The protocol handler performs a string match against the URL it receives. It does not attempt to resolve domain names to IP addresses. Values in this list should match only the domain or IP address portion of the actual URL used to access Secret Server. For example, if users access your installation via https://example.com/SecretServer, then example.com should be added to the list. If example.com resolves to the IP address 192.168.1.5, then adding that IP address will not allow access to the domain if users actually access it via example.com.
Wildcards are not supported, but subdomains do matter. The above entry for example.com would not allow www.example.com; the two may need to be added separately depending on your configuration. Ports and protocols are also unnecessary—only the domain portion is checked. For example, do not include an entry in the list like https://example.com or example.com:885 as both are invalid. Simply using example.com covers these scenarios.
Disable Auto-Update
This setting ensures protocol handler will never auto-update itself, even if told to by the Secret Server installation that it connects to. When the setting is enabled, protocol handler installations need to be updated either manually or as part of your organization's regular program-update process.
Configuration Methods
Choosing the Configuration Method
Important: If your domain is configured to use GPOs, we strongly recommend using that to configure the protocol handler.
Why use GPOs instead of Secret Server?
- GPOs are more resilient, as Windows reapplies settings if they are deleted from the registry. Settings applied through Secret Server have no such resilience.

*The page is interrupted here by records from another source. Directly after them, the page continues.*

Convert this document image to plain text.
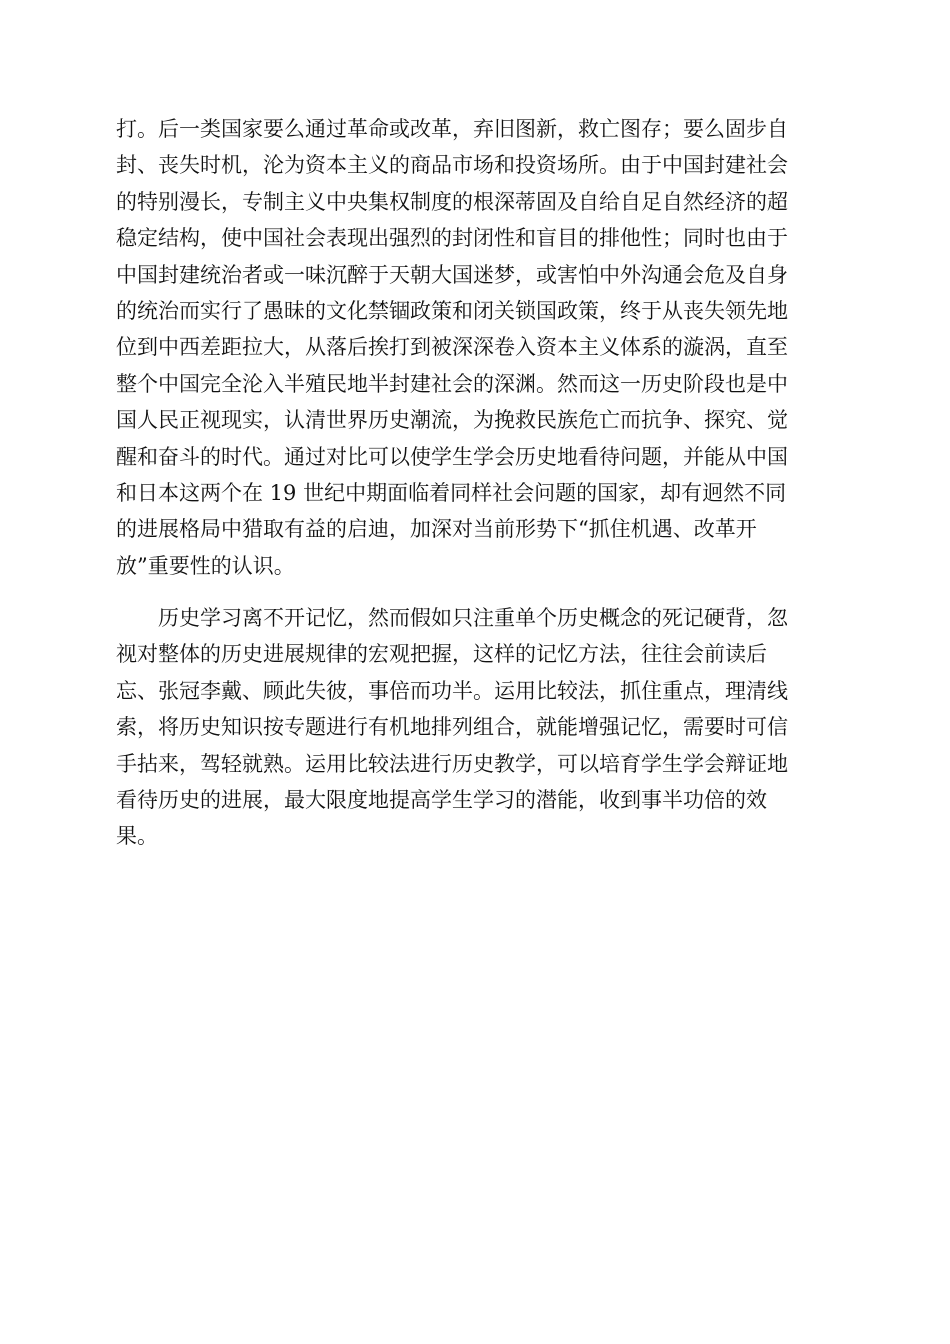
打。后一类国家要么通过革命或改革，弃旧图新，救亡图存；要么固步自
封、丧失时机，沦为资本主义的商品市场和投资场所。由于中国封建社会
的特别漫长，专制主义中央集权制度的根深蒂固及自给自足自然经济的超
稳定结构，使中国社会表现出强烈的封闭性和盲目的排他性；同时也由于
中国封建统治者或一味沉醉于天朝大国迷梦，或害怕中外沟通会危及自身
的统治而实行了愚昧的文化禁锢政策和闭关锁国政策，终于从丧失领先地
位到中西差距拉大，从落后挨打到被深深卷入资本主义体系的漩涡，直至
整个中国完全沦入半殖民地半封建社会的深渊。然而这一历史阶段也是中
国人民正视现实，认清世界历史潮流，为挽救民族危亡而抗争、探究、觉
醒和奋斗的时代。通过对比可以使学生学会历史地看待问题，并能从中国
和日本这两个在 19 世纪中期面临着同样社会问题的国家，却有迥然不同
的进展格局中猎取有益的启迪，加深对当前形势下“抓住机遇、改革开
放”重要性的认识。
　　历史学习离不开记忆，然而假如只注重单个历史概念的死记硬背，忽
视对整体的历史进展规律的宏观把握，这样的记忆方法，往往会前读后
忘、张冠李戴、顾此失彼，事倍而功半。运用比较法，抓住重点，理清线
索，将历史知识按专题进行有机地排列组合，就能增强记忆，需要时可信
手拈来，驾轻就熟。运用比较法进行历史教学，可以培育学生学会辩证地
看待历史的进展，最大限度地提高学生学习的潜能，收到事半功倍的效
果。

- GPOs are centrally managed along with other settings for machines in your domain.
- For security reasons, Secret Server's configuration can only be applied during the initial installation of Secret Server. If you change these settings within Secret Server, users must reinstall the program before they will be applied. GPOs do not have this restriction.
Configuring GPOs
You can download GPO definitions for your version of Secret Server from the Launcher Tools page of the Admin section of Secret Server. For details about using these policy definition files, see How to create and manage the Central Store for Group Policy Administrative Templates in Windows. Both machine and user configurations are available as needed, but machine configurations will always override user configurations—if a machine configuration is configured, the user configuration is completely ignored.
Settings are available in the group policy editor under (Computer/User) Configuration > Administrative Templates > Secret Server Protocol Handler.

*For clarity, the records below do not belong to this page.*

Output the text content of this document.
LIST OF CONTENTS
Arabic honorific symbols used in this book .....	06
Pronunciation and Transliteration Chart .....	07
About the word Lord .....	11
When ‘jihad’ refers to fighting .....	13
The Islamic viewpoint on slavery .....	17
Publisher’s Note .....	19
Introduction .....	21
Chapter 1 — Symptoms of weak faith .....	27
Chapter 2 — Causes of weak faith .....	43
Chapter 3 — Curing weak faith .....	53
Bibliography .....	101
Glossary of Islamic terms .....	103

Configuring Settings During Secret Server Installation
If you do determine that using Secret Server's settings are necessary, you can configure them via the Configuration page in the Admin section of Secret Server, in the "Protocol Handler Settings (Install-Time)" section. Enabling these settings causes downloads to generate a zip rather than an MSI file. The zip file contains a batch file that configures the install-time settings. These settings only update when the protocol handler is manually reinstalled or updated—changing them later on through Secret Server has no effect on protocol handlers that are already installed on user machines.